Department of Social/Health Psychology

Language

en_US

Source

This work is sponsored by the Stony Brook University Graduate School in compliance with the requirements for completion of degree.

Identifier

http://hdl.handle.net/11401/71688

Publisher

The Graduate School, Stony Brook University: Stony Brook, NY.

Format

application/pdf

Abstract

The current study examined associations between attachment/relational variables in waking life and in sleep mentation (dream content). The general prediction was that individuals in dating relationships would have dreams about romantic partners and relational situations that reflected the dynamics of their relationships in waking life, arising from personal feelings of security as well as interactions with romantic partners on specific days.
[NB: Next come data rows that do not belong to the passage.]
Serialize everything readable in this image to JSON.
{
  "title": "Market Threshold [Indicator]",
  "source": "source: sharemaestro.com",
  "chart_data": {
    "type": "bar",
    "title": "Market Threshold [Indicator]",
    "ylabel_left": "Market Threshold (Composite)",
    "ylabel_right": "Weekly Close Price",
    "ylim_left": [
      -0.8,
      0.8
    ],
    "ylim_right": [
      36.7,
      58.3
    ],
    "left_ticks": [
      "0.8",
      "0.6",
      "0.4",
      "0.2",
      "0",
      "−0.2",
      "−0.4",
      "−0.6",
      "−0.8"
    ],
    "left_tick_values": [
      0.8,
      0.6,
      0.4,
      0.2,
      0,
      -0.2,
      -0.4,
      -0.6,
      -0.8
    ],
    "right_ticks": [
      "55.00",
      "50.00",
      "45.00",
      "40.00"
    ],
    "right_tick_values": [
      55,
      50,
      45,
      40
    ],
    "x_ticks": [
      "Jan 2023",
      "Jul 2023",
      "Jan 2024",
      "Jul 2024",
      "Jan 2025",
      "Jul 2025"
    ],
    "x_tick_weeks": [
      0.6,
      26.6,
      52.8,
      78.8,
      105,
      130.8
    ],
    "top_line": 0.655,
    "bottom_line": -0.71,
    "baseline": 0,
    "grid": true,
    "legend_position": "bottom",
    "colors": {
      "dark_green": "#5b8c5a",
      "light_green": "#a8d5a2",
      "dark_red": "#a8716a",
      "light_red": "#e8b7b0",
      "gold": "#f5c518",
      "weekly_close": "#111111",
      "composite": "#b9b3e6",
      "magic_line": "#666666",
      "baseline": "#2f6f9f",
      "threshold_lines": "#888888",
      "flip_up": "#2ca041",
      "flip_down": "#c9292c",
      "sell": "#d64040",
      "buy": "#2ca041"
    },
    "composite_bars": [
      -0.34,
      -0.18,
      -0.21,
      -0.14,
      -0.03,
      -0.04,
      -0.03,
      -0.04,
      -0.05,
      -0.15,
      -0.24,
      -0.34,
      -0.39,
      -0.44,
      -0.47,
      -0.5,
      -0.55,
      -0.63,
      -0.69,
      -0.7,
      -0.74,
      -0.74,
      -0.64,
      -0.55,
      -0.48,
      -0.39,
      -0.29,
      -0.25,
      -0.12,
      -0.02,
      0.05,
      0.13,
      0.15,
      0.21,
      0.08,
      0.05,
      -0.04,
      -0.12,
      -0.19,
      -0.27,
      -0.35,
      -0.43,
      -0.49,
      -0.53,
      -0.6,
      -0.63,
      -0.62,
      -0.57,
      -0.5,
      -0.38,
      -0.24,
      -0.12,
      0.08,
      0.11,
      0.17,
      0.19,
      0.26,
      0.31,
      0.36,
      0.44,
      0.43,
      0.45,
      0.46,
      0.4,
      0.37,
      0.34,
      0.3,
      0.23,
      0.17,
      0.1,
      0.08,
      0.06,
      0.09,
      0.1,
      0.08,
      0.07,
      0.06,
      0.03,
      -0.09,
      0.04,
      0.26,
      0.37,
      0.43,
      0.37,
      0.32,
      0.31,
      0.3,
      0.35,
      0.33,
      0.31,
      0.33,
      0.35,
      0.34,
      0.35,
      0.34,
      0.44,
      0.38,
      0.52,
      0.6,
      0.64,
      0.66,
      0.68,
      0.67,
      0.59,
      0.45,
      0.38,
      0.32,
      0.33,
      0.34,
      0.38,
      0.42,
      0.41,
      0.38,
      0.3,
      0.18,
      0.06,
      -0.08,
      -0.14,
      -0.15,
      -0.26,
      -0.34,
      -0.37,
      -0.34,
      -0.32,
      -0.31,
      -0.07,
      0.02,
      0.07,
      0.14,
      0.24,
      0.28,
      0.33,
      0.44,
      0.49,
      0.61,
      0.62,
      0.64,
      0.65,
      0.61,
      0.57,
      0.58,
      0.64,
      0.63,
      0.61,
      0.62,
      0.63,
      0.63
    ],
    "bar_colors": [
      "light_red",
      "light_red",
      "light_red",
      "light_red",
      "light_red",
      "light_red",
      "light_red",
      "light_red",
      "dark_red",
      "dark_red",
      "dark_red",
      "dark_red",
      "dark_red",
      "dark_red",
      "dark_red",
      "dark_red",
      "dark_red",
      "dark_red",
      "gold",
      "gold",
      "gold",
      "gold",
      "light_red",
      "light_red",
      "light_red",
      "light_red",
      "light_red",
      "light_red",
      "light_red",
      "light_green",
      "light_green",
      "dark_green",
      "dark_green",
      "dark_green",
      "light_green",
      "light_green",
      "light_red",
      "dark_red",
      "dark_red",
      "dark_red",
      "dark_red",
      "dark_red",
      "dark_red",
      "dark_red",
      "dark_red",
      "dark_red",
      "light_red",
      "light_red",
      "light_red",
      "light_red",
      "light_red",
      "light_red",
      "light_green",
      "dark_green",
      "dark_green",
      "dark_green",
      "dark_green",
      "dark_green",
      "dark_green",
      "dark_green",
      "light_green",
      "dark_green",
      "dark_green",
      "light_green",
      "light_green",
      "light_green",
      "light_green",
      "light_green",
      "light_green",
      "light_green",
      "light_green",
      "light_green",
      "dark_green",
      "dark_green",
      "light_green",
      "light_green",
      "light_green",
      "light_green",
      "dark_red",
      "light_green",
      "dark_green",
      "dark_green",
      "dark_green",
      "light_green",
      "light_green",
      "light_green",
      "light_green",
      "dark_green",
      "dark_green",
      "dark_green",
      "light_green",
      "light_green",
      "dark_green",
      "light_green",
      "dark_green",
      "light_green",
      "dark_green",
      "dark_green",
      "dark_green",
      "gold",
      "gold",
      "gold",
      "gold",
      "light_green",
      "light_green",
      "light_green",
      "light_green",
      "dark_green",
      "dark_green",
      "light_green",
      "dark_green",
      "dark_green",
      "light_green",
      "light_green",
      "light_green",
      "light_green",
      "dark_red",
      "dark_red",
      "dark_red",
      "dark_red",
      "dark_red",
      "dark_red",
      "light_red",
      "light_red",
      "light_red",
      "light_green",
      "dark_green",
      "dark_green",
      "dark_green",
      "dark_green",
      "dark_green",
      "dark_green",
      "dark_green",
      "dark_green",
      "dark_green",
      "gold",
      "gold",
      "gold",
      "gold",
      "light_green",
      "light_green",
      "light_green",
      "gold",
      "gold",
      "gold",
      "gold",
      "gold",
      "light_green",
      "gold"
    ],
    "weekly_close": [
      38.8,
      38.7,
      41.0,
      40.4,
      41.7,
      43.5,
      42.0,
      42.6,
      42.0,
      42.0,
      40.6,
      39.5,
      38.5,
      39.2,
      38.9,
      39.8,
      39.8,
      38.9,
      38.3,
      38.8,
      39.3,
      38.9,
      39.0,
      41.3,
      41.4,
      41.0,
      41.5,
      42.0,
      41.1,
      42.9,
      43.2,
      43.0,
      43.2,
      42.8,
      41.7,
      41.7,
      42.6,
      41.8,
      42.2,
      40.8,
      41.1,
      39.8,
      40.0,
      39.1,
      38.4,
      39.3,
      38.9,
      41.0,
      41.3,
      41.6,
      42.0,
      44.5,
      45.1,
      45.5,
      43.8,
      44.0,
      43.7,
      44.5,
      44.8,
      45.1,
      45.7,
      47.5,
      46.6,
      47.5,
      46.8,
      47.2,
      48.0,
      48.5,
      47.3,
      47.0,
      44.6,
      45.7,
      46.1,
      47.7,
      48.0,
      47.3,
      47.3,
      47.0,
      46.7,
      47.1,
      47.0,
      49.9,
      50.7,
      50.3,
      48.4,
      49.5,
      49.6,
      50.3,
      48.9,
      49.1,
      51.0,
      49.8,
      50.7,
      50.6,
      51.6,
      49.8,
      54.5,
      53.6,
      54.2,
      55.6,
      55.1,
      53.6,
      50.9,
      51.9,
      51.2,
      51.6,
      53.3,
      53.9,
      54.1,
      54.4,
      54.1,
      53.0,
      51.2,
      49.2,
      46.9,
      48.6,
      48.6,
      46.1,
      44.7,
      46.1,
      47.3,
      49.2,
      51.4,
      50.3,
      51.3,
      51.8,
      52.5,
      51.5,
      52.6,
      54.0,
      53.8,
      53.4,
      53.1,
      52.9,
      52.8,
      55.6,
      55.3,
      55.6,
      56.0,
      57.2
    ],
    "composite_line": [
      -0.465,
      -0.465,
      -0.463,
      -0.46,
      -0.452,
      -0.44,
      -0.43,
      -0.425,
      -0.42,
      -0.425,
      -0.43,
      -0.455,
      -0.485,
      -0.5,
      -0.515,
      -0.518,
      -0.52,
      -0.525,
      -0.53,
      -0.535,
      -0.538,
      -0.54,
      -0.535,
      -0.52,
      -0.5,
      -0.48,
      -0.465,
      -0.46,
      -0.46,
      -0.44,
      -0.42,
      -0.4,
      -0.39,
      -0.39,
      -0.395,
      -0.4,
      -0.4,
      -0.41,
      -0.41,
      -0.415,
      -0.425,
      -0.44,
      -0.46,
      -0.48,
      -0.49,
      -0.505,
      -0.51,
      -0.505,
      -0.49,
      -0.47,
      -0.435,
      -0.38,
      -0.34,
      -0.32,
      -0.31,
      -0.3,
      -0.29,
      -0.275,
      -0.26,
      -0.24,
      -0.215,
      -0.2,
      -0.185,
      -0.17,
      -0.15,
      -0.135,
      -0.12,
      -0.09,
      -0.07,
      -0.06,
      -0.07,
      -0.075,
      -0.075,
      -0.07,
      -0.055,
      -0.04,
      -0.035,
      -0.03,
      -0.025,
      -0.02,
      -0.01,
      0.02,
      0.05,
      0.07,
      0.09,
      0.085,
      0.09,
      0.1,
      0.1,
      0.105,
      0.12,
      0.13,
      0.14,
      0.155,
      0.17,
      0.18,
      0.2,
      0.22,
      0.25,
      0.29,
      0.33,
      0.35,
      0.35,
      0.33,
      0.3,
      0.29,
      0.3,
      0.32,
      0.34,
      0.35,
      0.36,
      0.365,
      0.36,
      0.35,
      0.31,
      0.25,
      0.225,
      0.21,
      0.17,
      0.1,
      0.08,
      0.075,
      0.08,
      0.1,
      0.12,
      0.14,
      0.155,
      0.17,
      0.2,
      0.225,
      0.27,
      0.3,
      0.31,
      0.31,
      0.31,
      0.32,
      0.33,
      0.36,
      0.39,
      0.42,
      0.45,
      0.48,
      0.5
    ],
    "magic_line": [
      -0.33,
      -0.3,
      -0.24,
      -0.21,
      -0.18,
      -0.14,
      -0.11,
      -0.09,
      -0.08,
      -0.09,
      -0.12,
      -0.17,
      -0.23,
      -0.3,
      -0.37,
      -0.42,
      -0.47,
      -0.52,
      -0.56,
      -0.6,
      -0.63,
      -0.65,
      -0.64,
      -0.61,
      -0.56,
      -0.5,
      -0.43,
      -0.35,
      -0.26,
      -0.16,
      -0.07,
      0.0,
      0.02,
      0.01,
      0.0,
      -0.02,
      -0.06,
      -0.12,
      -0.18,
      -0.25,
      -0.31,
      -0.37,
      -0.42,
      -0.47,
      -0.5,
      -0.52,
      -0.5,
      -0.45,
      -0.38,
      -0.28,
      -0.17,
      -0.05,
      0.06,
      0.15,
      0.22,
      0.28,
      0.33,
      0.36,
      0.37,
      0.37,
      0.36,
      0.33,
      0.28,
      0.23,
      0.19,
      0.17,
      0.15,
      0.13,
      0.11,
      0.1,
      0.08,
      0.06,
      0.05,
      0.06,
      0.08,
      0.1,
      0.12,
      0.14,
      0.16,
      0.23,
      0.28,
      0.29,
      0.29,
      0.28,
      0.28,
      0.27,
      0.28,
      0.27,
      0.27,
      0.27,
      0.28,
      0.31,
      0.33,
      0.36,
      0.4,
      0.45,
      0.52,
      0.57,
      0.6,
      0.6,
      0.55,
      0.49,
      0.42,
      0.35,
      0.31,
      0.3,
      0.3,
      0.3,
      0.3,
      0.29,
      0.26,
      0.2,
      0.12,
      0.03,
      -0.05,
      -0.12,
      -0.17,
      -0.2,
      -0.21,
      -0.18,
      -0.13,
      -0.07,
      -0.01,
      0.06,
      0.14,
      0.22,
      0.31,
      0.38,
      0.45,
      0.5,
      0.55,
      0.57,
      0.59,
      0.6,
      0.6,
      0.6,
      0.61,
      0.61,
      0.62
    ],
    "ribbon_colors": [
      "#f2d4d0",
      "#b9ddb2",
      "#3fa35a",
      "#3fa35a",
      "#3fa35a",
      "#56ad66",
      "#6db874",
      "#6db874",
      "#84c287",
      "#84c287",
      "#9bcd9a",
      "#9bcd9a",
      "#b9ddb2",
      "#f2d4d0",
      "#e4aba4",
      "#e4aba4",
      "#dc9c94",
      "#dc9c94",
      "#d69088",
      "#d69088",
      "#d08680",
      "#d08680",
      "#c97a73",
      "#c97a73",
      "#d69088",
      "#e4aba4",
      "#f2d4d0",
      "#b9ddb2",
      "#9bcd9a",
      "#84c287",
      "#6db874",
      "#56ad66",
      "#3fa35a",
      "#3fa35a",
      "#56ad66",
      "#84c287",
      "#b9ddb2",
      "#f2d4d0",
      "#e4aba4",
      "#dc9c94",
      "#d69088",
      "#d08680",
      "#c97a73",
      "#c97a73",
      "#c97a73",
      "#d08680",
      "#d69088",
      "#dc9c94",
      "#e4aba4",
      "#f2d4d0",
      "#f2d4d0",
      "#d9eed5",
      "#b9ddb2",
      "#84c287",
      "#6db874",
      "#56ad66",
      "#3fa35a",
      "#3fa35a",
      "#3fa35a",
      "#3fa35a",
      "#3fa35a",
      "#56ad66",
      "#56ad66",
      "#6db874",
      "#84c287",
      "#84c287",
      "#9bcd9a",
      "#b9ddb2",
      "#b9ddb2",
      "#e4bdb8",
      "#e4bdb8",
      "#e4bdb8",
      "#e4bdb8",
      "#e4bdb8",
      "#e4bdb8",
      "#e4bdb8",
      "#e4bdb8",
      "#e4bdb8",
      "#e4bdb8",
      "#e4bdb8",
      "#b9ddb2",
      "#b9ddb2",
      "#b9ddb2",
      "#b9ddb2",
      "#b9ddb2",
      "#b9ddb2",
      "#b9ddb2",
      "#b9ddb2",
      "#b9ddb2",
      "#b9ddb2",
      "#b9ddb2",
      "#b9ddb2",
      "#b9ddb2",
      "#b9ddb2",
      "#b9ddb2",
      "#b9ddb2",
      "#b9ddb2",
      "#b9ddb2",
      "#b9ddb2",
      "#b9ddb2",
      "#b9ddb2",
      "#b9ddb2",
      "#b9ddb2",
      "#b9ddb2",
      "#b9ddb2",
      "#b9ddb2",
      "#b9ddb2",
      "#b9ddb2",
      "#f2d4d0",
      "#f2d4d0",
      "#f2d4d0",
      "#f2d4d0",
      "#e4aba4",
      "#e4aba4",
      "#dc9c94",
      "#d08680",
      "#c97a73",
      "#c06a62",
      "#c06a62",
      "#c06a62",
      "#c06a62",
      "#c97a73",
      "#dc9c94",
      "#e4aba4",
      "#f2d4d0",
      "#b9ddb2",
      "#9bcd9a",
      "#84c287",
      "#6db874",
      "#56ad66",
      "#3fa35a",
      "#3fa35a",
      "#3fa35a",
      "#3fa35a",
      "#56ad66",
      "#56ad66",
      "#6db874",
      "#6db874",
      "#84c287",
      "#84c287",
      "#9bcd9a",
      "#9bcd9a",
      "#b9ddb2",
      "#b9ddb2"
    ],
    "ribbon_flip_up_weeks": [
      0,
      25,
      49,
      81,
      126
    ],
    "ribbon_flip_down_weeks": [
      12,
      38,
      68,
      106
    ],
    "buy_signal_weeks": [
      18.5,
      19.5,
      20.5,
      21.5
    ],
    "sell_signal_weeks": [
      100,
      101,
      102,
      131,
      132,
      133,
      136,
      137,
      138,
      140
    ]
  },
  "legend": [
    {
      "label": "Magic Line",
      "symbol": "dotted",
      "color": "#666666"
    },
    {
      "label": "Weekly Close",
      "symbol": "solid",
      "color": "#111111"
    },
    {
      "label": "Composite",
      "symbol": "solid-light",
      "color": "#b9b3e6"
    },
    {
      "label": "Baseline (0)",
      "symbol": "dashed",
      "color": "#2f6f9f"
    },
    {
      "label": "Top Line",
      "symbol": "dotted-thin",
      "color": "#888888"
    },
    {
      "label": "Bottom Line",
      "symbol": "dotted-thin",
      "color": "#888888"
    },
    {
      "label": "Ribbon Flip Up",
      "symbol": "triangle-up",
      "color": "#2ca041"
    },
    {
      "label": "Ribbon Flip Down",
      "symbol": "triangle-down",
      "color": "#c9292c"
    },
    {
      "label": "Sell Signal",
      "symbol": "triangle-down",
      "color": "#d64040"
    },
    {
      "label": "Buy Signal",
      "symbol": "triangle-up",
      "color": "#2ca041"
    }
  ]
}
Sixty-one young adults in committed dating relationships participated in the study. Participants completed measures of attachment, relationship interdependence, and closeness, followed by a two-week daily diary of dream reports and their interactions with romantic partners each day. Participants reported on emotions felt in dreams (e.g. | joy, anger, jealousy) and blind coders scored dreams for secure base content and relational scenarios (e.g. | dating, infidelity). The main hypotheses were supported: secure attachment scores correlated with richer secure base content in dreams. Furthermore, attachment interacted with daily love, conflict, and general interaction with romantic partners, such that secure people experienced more general positive emotion (e.g. | joy) and less general negative emotion (e.g. | anger) in dreams containing romantic partners depending on their daily activity. In contrast, dreams containing higher jealousy or guilt, as well as scenarios involving a partner's infidelity did not vary by daily feelings; they were driven solely as a function of dispositional insecurity. Interdependence was associated with lower likelihood of dreams involving alternative (extra-dyadic) partners following increased daily conflict, and higher likelihood of dreams involving marriage. Jealous emotion in dreams and dreams containing behavioral conflicts each predicted increased conflict with romantic partners the following day. Dreams involving infidelity predicted less love felt the following day, and any dream involving romantic partners produced less love and more conflict on the following day for individuals high in anxious attachment. The findings illuminate understanding of attachment mental representations and relationship interdependence, displaying how relational schemata manifest in dream content, and how dream affect/content influences people's post-dreaming behavior.